Marruecos, por lo demás, no es ya un reino bananero pero tampoco es una democracia plena: la falta de libertad de expresión que engola sin demasiadas críticas a los discursos oficiales; la utilización de sus propios habitantes como elemento de presión fronteriza contra nuestro país; las razzias de disidentes, de migrantes, de activistas y de periodistas, son tan frecuentes como lo era el paso de los ferries en la Operación Paso del Estrecho, que ya lleva dos años en suspenso. Con las fronteras de Ceuta y Melilla cerradas a cal y canto, con no menos de 3.500 marroquíes sin trabajar en las casas y en las tiendas de ambas ciudades, con el narcotráfico que no cesa aunque Marruecos esté legislando ahora para regular su uso terapéutico, con los encendidos discursos en espera de que el pragmatismo eche a andar al actual Gobierno, todo parece conducir a una nueva escalada de tensiones entre ambas orillas del Estrecho.
Por no hablar de la xenofobia y del racismo crecientes a este lado del mundo; de la morofobia y la aporofobia que desprecian al vendedor de pinchitos y ensalzan, en cambio, al jeque del petróleo. La eterna sospecha sobre el vecino del sur, el desdén hacia sus instituciones y sus referentes. También nosotros tendríamos que hacérnoslo mirar.
Las fronteras de la tierra pueden ser difusas pero debiéramos intentar que no existieran, al menos, las inefables fronteras del corazón.
¿Qué es lo que puede salvarnos, nuevamente, de ese abismo? La mano abierta entre ambos pueblos. Esa larga cofradía de supervivientes que viene de los tiempos de cuando nos quitábamos las hambres juntos.
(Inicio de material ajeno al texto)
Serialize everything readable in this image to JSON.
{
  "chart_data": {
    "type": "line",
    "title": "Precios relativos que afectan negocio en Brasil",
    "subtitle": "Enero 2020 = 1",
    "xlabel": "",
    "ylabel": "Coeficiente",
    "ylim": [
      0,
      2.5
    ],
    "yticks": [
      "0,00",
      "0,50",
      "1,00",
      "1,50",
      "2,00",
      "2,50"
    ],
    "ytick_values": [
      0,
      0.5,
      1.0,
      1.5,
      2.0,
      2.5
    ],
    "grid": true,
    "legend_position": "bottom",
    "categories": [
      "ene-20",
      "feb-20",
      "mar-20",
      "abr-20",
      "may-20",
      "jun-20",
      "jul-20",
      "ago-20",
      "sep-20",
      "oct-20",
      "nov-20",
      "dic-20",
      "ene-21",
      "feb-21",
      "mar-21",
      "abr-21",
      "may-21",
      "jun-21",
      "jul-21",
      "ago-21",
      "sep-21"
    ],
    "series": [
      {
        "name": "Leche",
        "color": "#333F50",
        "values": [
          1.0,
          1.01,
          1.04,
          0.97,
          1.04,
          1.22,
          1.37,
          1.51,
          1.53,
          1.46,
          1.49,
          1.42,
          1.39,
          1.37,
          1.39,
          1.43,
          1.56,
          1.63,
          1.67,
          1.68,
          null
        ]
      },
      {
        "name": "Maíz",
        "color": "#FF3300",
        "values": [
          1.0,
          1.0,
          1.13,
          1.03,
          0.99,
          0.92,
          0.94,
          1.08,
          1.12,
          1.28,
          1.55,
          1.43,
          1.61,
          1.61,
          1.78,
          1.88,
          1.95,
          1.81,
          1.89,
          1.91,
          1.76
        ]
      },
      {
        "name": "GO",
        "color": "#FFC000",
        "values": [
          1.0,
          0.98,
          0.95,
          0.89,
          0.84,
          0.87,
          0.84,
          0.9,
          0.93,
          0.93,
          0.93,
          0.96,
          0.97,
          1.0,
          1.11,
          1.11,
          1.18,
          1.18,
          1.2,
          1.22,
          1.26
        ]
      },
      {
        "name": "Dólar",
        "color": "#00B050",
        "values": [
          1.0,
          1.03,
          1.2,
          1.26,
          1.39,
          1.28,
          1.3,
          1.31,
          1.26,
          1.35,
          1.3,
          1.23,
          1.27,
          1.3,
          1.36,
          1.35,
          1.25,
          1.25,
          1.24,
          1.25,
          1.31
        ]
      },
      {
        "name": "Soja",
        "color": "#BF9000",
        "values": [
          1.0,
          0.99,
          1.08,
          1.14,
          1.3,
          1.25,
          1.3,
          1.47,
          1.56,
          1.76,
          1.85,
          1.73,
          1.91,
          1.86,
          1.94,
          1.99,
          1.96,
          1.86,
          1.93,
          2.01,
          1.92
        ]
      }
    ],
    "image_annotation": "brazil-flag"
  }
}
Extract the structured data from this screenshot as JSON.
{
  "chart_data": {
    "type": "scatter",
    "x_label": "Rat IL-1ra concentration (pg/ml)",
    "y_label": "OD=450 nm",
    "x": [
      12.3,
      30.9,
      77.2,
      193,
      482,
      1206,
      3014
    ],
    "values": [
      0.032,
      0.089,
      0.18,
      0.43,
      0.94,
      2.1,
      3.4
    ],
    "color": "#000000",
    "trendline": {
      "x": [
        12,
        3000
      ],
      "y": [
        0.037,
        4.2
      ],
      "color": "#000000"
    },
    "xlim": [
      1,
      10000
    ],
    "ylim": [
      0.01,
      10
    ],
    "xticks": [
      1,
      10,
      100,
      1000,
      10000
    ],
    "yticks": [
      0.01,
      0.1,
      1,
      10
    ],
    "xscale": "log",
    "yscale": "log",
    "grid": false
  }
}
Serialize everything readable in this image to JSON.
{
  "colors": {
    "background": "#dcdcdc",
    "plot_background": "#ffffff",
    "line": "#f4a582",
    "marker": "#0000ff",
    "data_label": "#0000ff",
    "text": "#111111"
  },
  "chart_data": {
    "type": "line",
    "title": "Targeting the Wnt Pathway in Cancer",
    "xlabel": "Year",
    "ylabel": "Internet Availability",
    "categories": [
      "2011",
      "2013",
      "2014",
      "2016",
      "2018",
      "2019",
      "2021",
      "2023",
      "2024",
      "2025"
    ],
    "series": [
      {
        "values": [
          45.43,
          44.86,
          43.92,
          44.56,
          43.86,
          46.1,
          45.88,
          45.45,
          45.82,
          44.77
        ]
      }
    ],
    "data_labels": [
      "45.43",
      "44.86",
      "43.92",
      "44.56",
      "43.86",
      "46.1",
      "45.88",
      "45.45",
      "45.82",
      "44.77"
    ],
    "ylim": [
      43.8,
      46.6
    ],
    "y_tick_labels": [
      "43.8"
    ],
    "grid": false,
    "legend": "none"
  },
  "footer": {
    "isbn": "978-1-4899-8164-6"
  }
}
Cuando ellos conservaban en sus callejuelas la música de Al Andalus y la lengua de Sefarad y nosotros les ofrecíamos algo más que un caballo para la guardia mora de Franco.
Ojalá que los intereses de Estado no enturbien las relaciones entre la gente corriente, entre aquellos que saben que más allá de dioses y de banderas, de la pompa diplomática y de los lujos palaciegos, los enemigos comunes son los mismos: un planeta que agoniza, un sistema económico que asfixia y una escala de valores que se empeña en convertir en enemigos a aquellos que debieran ser cómplices. Los de abajo, con yilaba, con melfa o con chandal, con fes, con sombrero cordobés o con canotier. ¿Cómo explicarles que aquellos que aquí defendemos un trato justo y legal para los saharauis, somos los que reclamamos un trato preferente para Marruecos dentro del marco de la Unión Europea? Las fronteras de la tierra pueden ser difusas pero debiéramos intentar que no existieran, al menos, las inefables fronteras del corazón. Inch Allah, dirían los marroquíes. Ojalá, diremos nosotros. También esa expresión de esperanza se la debemos.